I DIDN’T RECOGNIZE THE FACE inside of the coffin. Its military haircut and its moustache were both combed smooth. I remembered them bushy and bristling, itching as those lips—now pale and purple—reached down for a kiss. Its eyes were closed, but in my memories they were blue.
I had always been afraid of my great-grandfather, but never more so than at his funeral. He inspired a sombre atmosphere in the people around him—an atmosphere that lingered, even in death.
Everyone wore black. Even me. Even the body in its varnished wooden box.
All around me people talked quietly. Many cried. My father’s eyes remained dry, and when I asked him why, he said that he’d already killed that old man in his books.
I don’t think he meant for me to hear that. I don’t think he remembered I was there.
The colourful bouquets piled upon tables and trestles all around the room seemed heretical against the gloomy attire of those who put them there.
Only my Grandmother matched the flowers: jade earrings still pinned to her ears, her dress a navy blue. I watched her as she spotted me, standing in my father’s shadow. She marched across the room and spirited me away.
“Come,” she said, her voice louder and happier than any of those around us. “Let’s go visit the only man I ever admired.”
My Grandmother did cry as she looked down at the man in the coffin. Yet she was smiling too.
“Do you know,” she said. “That I think I was spoiled? Oh, I had more chores crammed into one day than you’ve had to do your whole life, but my father had more sons than he knew what to do with—and only one baby girl.”
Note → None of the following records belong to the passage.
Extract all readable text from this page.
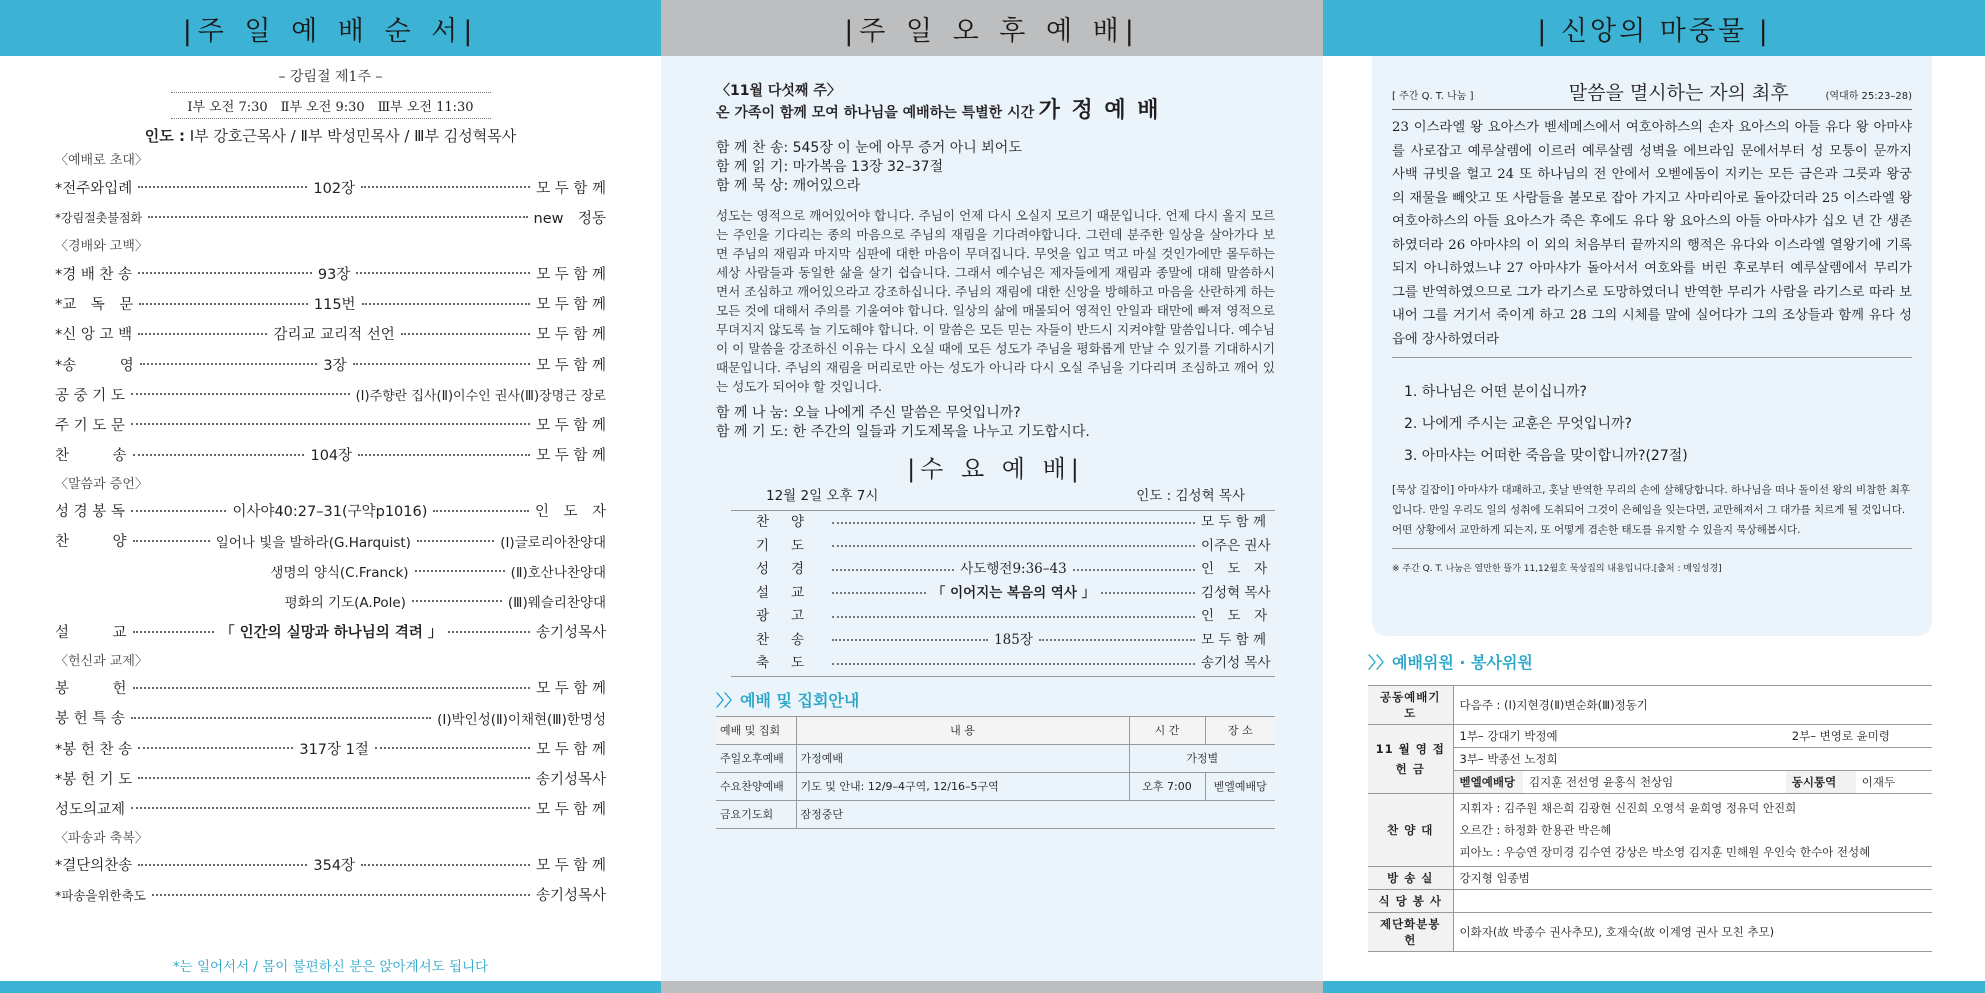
|주 일 예 배 순 서|
– 강림절 제1주 –
Ⅰ부 오전 7:30　Ⅱ부 오전 9:30　Ⅲ부 오전 11:30
인도 : Ⅰ부 강호근목사 / Ⅱ부 박성민목사 / Ⅲ부 김성혁목사
〈예배로 초대〉
*전주와입례	102장	모 두 함 께
*강림절촛불점화	new　정동
〈경배와 고백〉
*경 배 찬 송	93장	모 두 함 께
*교　독　문	115번	모 두 함 께
*신 앙 고 백	감리교 교리적 선언	모 두 함 께
*송　　　영	3장	모 두 함 께
공 중 기 도	(Ⅰ)주향란 집사(Ⅱ)이수인 권사(Ⅲ)장명근 장로
주 기 도 문	모 두 함 께
찬　　　송	104장	모 두 함 께
〈말씀과 증언〉
성 경 봉 독	이사야40:27–31(구약p1016)	인　도　자
찬　　　양	일어나 빛을 발하라(G.Harquist)	(Ⅰ)글로리아찬양대
생명의 양식(C.Franck)	(Ⅱ)호산나찬양대
평화의 기도(A.Pole)	(Ⅲ)웨슬리찬양대
설　　　교	「 인간의 실망과 하나님의 격려 」	송기성목사
〈헌신과 교제〉
봉　　　헌	모 두 함 께
봉 헌 특 송	(Ⅰ)박인성(Ⅱ)이채현(Ⅲ)한명성
*봉 헌 찬 송	317장 1절	모 두 함 께
*봉 헌 기 도	송기성목사
성도의교제	모 두 함 께
〈파송과 축복〉
*결단의찬송	354장	모 두 함 께
*파송을위한축도	송기성목사
*는 일어서서 / 몸이 불편하신 분은 앉아계셔도 됩니다
|주 일 오 후 예 배|
〈11월 다섯째 주〉
온 가족이 함께 모여 하나님을 예배하는 특별한 시간 가 정 예 배
함 께 찬 송: 545장 이 눈에 아무 증거 아니 뵈어도
함 께 읽 기: 마가복음 13장 32–37절
함 께 묵 상: 깨어있으라
성도는 영적으로 깨어있어야 합니다. 주님이 언제 다시 오실지 모르기 때문입니다. 언제 다시 올지 모르는 주인을 기다리는 종의 마음으로 주님의 재림을 기다려야합니다. 그런데 분주한 일상을 살아가다 보면 주님의 재림과 마지막 심판에 대한 마음이 무뎌집니다. 무엇을 입고 먹고 마실 것인가에만 몰두하는 세상 사람들과 동일한 삶을 살기 쉽습니다. 그래서 예수님은 제자들에게 재림과 종말에 대해 말씀하시면서 조심하고 깨어있으라고 강조하십니다. 주님의 재림에 대한 신앙을 방해하고 마음을 산란하게 하는 모든 것에 대해서 주의를 기울여야 합니다. 일상의 삶에 매몰되어 영적인 안일과 태만에 빠져 영적으로 무뎌지지 않도록 늘 기도해야 합니다. 이 말씀은 모든 믿는 자들이 반드시 지켜야할 말씀입니다. 예수님이 이 말씀을 강조하신 이유는 다시 오실 때에 모든 성도가 주님을 평화롭게 만날 수 있기를 기대하시기 때문입니다. 주님의 재림을 머리로만 아는 성도가 아니라 다시 오실 주님을 기다리며 조심하고 깨어 있는 성도가 되어야 할 것입니다.
함 께 나 눔: 오늘 나에게 주신 말씀은 무엇입니까?
함 께 기 도: 한 주간의 일들과 기도제목을 나누고 기도합시다.
|수 요 예 배|
12월 2일 오후 7시	인도 : 김성혁 목사
찬양	모 두 함 께
기도	이주은 권사
성경	사도행전9:36–43	인　도　자
설교	「 이어지는 복음의 역사 」	김성혁 목사
광고	인　도　자
찬송	185장	모 두 함 께
축도	송기성 목사
〉〉예배 및 집회안내
예배 및 집회	내 용	시 간	장 소
주일오후예배	가정예배	가정별	
수요찬양예배	기도 및 안내: 12/9–4구역, 12/16–5구역	오후 7:00	벧엘예배당
금요기도회	잠정중단		
| 신앙의 마중물 |
[ 주간 Q. T. 나눔 ]	말씀을 멸시하는 자의 최후	(역대하 25:23–28)
23 이스라엘 왕 요아스가 벧세메스에서 여호아하스의 손자 요아스의 아들 유다 왕 아마샤를 사로잡고 예루살렘에 이르러 예루살렘 성벽을 에브라임 문에서부터 성 모퉁이 문까지 사백 규빗을 헐고 24 또 하나님의 전 안에서 오벧에돔이 지키는 모든 금은과 그릇과 왕궁의 재물을 빼앗고 또 사람들을 볼모로 잡아 가지고 사마리아로 돌아갔더라 25 이스라엘 왕 여호아하스의 아들 요아스가 죽은 후에도 유다 왕 요아스의 아들 아마샤가 십오 년 간 생존하였더라 26 아마샤의 이 외의 처음부터 끝까지의 행적은 유다와 이스라엘 열왕기에 기록되지 아니하였느냐 27 아마샤가 돌아서서 여호와를 버린 후로부터 예루살렘에서 무리가 그를 반역하였으므로 그가 라기스로 도망하였더니 반역한 무리가 사람을 라기스로 따라 보내어 그를 거기서 죽이게 하고 28 그의 시체를 말에 실어다가 그의 조상들과 함께 유다 성읍에 장사하였더라
1. 하나님은 어떤 분이십니까?
2. 나에게 주시는 교훈은 무엇입니까?
3. 아마샤는 어떠한 죽음을 맞이합니까?(27절)
[묵상 길잡이] 아마샤가 대패하고, 훗날 반역한 무리의 손에 살해당합니다. 하나님을 떠나 돌이선 왕의 비참한 최후입니다. 만일 우리도 일의 성취에 도취되어 그것이 은혜임을 잊는다면, 교만해져서 그 대가를 치르게 될 것입니다. 어떤 상황에서 교만하게 되는지, 또 어떻게 겸손한 태도를 유지할 수 있을지 묵상해봅시다.
※ 주간 Q. T. 나눔은 열만한 뜰가 11,12월호 묵상집의 내용입니다.[출처 : 매일성경]
〉〉예배위원 · 봉사위원
공동예배기도	다음주 : (Ⅰ)지현경(Ⅱ)변순화(Ⅲ)정동기			
11 월 영 접 헌 금	1부– 강대기 박정예		2부– 변영로 윤미령	
	3부– 박종선 노정희			
	벧엘예배당	김지훈 전선영 윤홍식 천상임	동시통역	이재두
찬 양 대	지휘자 : 김주원 채은희 김광현 신진희 오영석 윤희영 정유덕 안진희
오르간 : 하정화 한용관 박은혜
피아노 : 우승연 장미경 김수연 강상은 박소영 김지훈 민해원 우인숙 한수아 전성혜			

방 송 실	강지형 임종범			
식 당 봉 사				
제단화분봉헌	이화자(故 박종수 권사추모), 호재숙(故 이계영 권사 모친 추모)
I looked around for a baby girl, but my Grandmother laughed and said, “Me!” She jabbed a thumb back at her collarbone. “I had more dresses than any other girl in my grade, and even I knew that I looked damn cute with my hair tied back in ribbons. My daddy bought me those pretty things because he didn’t know how to say, ‘I love you.’”
She wiped her wrinkled eyes and said quietly, “He was the most vibrant man alive.”
I looked at the man in the box. His wrinkles were smoother than I had ever seen. His nails were neatly trimmed. His hands were folded on his stomach. But he looked waxen and unreal, and I couldn’t imagine this figure ever being vibrant.
The coroners hadn’t been able to erase the yellow that had crept into his skin, nor how much flesh the cancer had leeched from him. I had trouble resolving the man in the box with the man who’d sat in his rocking chair, creaking slowly away, terrifying me into silent respect without ever saying a word.
“I don’t remember him talking,” I confided to my Grandmother, wondering if it was a failing on my part not to remember somebody’s last words.
“He’d like that,” she said. “I mean, he didn’t speak much English. But even so, he thought actions spoke louder.”
Everyone had looked into the coffin, but no one stared into it as long as my Grandmother. Nobody else smiled. Later, over cookies and punch, I pointed this out to my Grandmother, and she laughed softly behind her cup.
“Most people don’t smile when bad things happen,” she said. “But I remember a little rhyme that surely your daddy’s taught to you. ‘Now I lay me down to sleep....’”
She cried as she said the Lord’s Prayer. I repeated the words with her until she trailed into silence.